Aksi protes di Hong Kong kurun 2019 hingga 2020 saat menolak undang-undang ekstradisi menunjukkan bagaimana anak muda memanfaatkan media sosial untuk mobilisasi. Riset Lee et al. Hong Kong Adolescents’ Participation in Political Activities: Correlates of Violent Political Participation (2023) menemukan keterlibatan remaja dan mahasiswa sangat luas, dari aksi damai hingga yang diwarnai kekerasan.  

Di Iran, kematian Mahsa Amini pada 2022 memicu gelombang protes yang melibatkan banyak pelajar. Data Iran Open Data (2022) memperlihatkan sekitar 60 persen peserta protes berasal dari kelompok usia muda.  

Di Chile pada 2019, protes soal tarif transportasi berkembang jadi tuntutan reformasi sosial. Penelitian Andrés Scherman & Sebastian Rivera bertajuk Social Media Use and Pathways to Protest Participation: Evidence From the 2019 Chilean Social Outburst (2021) menunjukkan anak muda menggunakan media sosial untuk menyebarkan isu dan mengorganisasi aksi tanpa kepemimpinan terpusat.  

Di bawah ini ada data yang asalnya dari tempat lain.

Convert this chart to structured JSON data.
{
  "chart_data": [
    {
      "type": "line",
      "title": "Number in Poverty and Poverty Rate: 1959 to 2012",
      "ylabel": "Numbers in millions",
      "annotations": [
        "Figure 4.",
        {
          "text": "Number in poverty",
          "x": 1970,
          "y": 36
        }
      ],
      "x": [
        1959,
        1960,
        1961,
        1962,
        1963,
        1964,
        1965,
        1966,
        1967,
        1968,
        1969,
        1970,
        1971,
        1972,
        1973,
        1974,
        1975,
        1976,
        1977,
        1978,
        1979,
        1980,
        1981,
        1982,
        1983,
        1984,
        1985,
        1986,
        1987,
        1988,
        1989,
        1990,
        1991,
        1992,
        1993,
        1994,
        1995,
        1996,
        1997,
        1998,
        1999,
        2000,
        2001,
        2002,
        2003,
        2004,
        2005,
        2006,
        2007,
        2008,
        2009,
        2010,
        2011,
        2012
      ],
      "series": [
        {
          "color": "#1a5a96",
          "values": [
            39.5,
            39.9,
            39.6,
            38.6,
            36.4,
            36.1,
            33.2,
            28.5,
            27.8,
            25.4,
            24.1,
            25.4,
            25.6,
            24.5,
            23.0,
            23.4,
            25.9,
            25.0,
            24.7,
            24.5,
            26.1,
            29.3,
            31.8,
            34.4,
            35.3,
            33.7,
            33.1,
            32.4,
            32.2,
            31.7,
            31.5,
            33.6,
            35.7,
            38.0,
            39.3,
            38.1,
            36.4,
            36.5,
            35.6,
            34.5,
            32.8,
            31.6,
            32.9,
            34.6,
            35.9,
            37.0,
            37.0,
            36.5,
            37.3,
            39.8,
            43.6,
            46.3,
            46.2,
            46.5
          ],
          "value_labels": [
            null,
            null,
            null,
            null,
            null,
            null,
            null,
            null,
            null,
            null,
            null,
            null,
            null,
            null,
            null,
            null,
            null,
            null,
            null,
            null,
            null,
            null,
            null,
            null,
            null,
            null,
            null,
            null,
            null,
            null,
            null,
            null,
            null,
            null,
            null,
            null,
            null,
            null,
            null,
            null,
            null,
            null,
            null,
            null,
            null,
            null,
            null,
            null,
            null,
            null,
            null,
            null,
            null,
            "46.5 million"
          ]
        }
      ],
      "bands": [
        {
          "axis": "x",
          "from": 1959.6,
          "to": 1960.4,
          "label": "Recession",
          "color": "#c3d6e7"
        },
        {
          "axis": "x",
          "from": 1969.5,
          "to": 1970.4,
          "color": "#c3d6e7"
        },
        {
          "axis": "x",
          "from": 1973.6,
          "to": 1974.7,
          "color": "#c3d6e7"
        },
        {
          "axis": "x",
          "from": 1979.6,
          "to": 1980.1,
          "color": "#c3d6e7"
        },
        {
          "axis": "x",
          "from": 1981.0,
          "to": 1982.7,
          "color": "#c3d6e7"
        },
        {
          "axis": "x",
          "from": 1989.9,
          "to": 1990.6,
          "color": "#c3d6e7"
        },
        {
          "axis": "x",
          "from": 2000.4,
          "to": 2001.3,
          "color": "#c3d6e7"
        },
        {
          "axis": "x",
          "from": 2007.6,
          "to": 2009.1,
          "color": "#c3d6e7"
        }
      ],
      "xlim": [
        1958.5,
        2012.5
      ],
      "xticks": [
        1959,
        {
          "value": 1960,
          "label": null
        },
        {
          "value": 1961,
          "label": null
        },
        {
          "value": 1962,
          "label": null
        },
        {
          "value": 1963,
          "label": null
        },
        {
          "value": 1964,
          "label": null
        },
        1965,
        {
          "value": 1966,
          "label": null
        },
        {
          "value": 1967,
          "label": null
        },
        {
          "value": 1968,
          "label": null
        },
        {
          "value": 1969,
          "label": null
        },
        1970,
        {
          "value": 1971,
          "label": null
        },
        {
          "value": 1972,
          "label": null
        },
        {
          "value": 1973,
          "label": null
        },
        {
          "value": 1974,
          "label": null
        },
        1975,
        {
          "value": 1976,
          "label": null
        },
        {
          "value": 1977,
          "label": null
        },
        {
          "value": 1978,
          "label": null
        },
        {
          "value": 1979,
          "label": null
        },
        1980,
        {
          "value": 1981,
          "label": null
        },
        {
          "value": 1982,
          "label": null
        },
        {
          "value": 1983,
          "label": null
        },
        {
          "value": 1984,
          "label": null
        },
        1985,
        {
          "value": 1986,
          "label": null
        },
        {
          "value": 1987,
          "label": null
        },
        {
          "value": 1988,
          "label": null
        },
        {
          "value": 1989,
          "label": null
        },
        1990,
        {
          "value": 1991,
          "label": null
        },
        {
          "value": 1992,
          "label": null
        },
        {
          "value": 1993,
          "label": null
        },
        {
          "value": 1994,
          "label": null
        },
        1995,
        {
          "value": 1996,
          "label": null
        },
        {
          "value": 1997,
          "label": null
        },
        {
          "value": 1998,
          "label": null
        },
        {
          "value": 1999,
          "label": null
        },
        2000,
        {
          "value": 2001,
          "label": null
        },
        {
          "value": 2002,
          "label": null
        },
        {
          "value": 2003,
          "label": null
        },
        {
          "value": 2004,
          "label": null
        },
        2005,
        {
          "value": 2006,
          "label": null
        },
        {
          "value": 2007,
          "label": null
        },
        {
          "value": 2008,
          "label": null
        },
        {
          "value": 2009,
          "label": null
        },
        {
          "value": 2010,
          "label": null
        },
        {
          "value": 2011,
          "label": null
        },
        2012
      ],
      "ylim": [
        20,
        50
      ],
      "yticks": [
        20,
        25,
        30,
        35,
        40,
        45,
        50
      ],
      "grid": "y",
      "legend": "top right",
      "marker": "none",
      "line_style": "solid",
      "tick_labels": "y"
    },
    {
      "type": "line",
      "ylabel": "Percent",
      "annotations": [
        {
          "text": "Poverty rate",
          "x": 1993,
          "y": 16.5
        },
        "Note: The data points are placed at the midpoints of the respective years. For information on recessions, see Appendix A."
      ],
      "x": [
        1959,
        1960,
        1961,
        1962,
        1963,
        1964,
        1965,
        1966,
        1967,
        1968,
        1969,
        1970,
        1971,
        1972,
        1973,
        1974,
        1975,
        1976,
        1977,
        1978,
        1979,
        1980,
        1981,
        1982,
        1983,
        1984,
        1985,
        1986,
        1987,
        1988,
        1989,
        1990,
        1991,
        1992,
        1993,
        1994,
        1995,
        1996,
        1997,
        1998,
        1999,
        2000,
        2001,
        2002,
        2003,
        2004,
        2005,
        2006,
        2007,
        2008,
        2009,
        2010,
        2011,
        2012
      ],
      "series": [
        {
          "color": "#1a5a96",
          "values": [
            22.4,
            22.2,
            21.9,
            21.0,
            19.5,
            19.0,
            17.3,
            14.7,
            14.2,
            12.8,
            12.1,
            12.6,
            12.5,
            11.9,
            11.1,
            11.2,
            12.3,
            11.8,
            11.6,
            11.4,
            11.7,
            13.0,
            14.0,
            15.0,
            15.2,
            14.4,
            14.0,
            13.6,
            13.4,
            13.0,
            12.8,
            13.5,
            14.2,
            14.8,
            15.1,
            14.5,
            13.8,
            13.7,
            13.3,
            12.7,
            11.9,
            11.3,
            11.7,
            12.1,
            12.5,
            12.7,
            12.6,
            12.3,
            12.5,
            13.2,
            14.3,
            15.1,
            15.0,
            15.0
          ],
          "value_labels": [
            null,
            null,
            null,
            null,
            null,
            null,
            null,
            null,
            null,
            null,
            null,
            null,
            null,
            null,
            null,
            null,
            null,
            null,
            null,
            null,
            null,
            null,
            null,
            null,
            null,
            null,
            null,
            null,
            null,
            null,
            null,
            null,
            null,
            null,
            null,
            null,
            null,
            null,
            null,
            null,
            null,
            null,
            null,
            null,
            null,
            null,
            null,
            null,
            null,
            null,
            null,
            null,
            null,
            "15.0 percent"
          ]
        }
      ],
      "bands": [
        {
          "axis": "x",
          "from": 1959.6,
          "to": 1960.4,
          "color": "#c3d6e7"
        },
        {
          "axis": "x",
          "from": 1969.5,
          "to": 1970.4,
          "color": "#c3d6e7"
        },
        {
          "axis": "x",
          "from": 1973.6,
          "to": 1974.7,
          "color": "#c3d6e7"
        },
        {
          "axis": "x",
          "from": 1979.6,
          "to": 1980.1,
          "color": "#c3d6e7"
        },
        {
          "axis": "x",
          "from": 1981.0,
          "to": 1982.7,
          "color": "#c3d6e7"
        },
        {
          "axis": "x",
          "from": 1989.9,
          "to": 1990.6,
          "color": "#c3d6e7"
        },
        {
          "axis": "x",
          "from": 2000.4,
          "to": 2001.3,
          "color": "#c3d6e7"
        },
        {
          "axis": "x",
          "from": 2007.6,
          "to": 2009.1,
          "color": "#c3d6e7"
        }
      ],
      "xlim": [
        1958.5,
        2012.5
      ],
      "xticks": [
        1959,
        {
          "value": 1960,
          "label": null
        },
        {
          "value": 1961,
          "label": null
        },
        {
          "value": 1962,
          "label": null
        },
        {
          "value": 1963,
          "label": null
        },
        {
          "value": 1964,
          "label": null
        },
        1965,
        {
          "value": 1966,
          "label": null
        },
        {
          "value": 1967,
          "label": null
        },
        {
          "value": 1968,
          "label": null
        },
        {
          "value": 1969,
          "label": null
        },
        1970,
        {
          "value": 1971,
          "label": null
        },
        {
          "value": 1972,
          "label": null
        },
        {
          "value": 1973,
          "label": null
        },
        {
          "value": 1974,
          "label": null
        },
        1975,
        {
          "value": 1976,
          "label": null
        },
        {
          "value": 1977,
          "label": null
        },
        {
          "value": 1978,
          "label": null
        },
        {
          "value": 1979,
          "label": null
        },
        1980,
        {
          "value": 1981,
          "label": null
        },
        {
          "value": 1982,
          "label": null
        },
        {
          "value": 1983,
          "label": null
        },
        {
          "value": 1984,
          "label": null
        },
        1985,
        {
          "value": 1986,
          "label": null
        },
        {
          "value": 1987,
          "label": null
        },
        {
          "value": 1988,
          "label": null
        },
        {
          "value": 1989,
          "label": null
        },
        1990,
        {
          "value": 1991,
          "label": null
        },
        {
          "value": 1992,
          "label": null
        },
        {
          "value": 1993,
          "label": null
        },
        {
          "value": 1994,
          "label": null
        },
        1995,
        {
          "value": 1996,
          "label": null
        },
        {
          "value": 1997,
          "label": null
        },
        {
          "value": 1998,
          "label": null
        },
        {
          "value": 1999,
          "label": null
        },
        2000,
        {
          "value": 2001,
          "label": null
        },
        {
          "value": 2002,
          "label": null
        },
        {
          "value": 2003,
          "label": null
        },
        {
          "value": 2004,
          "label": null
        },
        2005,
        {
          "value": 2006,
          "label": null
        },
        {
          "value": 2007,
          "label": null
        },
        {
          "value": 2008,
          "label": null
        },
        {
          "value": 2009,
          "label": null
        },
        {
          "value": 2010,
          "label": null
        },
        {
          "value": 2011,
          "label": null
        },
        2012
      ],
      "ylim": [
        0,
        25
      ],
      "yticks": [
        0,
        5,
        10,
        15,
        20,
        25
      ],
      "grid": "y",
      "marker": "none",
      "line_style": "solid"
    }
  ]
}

Indonesia pun tidak terlepas dari arus ini. Pada 2019, ribuan mahasiswa dan pelajar turun ke jalan dalam aksi #ReformasiDikorupsi. Berlanjut dengan aksi #DaruratIndonesia, dan terakhir #ResetIndonesia pada 2025. Aksi terakhir ini melahirkan gerakan 17+8 yang juga dimotori sejumlah anak muda seperti Jerome Polin, Andovi da Lopez, dan Fathia Izzati. Dari 25 tuntutan itu, 17 poin jangka pendek harus dipenuhi dalam sepekan, dan 8 tuntutan jangka panjang untuk satu tahun. Tuntutan tersebut berkisar dari transparansi DPR, penghentian kekerasan aparat, revisi peran militer, hingga reformasi politik.  

Dari berbagai aksi protes di Indonesia, benang merahnya: Banyak peserta yang justru berlatar anak SMA. Ini menandai keterlibatan generasi termuda dalam politik jalanan dan aktivisme digital. 

Baca Juga: Kita Adalah Affan: Potret Buram Kekerasan Negara dan Ekonomi yang Menjerat 

Pakar psikologi sosial UGM Prof. Dr. Faturochman, menilai keterlibatan Gen Z dalam demonstrasi mencerminkan ketidakpercayaan pada saluran aspirasi formal. “Ketika orang kecewa dan tidak ada tanda-tanda perubahan, maka kesesakan itu akan melahirkan perlawanan, dan ini adalah reaksi yang wajar dalam kehidupan sosial kita,” katanya. 

Jika dibandingkan dengan protes di Nepal, kita melihat bagaimana Gen Z mampu menekan elit politik sampai ke titik mundurnya presiden dan perdana menteri. Fenomena ini sejalan dengan gelombang global dari Hong Kong, Iran, Chile, hingga Indonesia. Anak-anak muda tidak lagi menunggu perubahan dari atas, tetapi mengorganisasi diri dengan cara mereka. 

Laporan The Washington Post tentang Hong Kong, Iran, dan Chili menegaskan pola yang konsisten. Di sana generasi muda memanfaatkan ruang digital untuk memobilisasi, lalu menuntut perubahan yang menyentuh struktur politik. Pertanyaannya, apakah kemarahan Gen Z, baik di Nepal maupun Indonesia ini bisa terhubung dengan agenda politik yang lebih terstruktur, atau berhenti sebagai letupan? Yang jelas, Nepal menunjukkan satu hal: Ketika generasi Z bersatu, status quo tidak lagi aman—sebuah pelajaran penting buat Indonesia.